Second SightThis film has magnificent acting by Juliette Binoche and not so magnificent by Clive Owen. I kept saying to myself, why is this so?

She portrays a great painter twisted by physical pain. He plays a great writer savaged by alcohol. He does do some wonderful bits of acting too. The beauty of his physicalness when he finally kisses her. The embodied shame when he has to admit to his son he has stolen a poem from him. So well done. But why then, did he character not work?

Mr. Owen is miscast not because he did a bad job of acting, but because he is acting the wrong thing. He portrays his character as an adult juvenile delinquent with a fast mouth. He did not portray great intelligence fallen a vast distance into drink. I would have cast Hugh Laure, who  if you see “Mr. Pip” will give you a sense of the depth and breath necessary. Even though Mr. Owen’s character’s medium, his art, is words, you just don’t get the feeling of someone who has danced in the garden of language, and then been bared by a fiery angel at its gates, by his own hand.

Meanwhile Ms. Binoche takes us with her. She is transcending the pain of crippling arthritis to go beyond that limitation and paint beyond a physical barrier of her own body.
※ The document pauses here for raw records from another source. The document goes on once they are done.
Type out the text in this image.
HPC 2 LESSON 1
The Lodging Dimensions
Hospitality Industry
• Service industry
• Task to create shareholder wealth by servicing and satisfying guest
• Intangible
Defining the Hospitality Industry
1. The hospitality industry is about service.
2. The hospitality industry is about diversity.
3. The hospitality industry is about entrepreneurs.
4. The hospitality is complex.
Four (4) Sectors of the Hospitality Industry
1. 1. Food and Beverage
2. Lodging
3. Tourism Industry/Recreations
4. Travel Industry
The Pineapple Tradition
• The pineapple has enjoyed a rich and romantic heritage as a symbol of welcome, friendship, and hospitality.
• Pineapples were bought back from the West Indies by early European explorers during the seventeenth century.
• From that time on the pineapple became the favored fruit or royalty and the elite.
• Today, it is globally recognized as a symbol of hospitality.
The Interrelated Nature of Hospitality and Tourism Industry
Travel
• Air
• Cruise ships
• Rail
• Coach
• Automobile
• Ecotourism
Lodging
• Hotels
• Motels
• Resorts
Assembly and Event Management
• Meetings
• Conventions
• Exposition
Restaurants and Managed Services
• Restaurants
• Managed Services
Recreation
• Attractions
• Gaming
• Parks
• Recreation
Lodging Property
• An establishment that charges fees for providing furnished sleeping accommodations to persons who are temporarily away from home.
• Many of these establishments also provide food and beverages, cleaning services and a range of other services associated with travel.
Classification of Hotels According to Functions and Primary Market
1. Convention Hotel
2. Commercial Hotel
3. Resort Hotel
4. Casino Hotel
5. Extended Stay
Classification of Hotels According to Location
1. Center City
Renoir also had to have brushes tied to his hands, in order to continue to paint once every joint in his body betrayed him, seized by an ice storm of disease.

To want, no, to need to express oneself, when the physical body is refusing to express that need! Wow, we see her struggle so clearly. Also, she plays a full bodied maturity and heaviness, of a person who has pushed themselves through into “fine art”. We don’t know what that is, but that is where we are working, she demands of her students. She is like a mountain. While with Mr. Owen you always feel he is playing at lost greatness that never was attained to begin with, which is not what we know about the character as written by Gerald Di Pego, who also wrote”Instinct” another great film about language and silence.

So enough of comparisons, what about the rest of the film? It shows the boredom of elite schooling, the interplay of politics and education, the smallness and competition of administrators, teachers and students. Most poignant are the scenes of sexual hazing and bulling by a student who can’t understand why his “joke” gets caught. All of these threads are woven well into the tapestry of this story about dueling artists, who end up playing a duet.

But it is the magnificence of Ms. Binoche’s painter that remains, when all is said and done, or said and painted. Let both these actors continue to reach higher. But Mr. Owen you must study intelligence more carefully. The pain of being a poet and then failing ones words and having nowhere to hide, because you are so smart…play that somewhere if you get another chance. Ms. Binoche, you have a different problem. Lets just keep giving you parts worth your talent.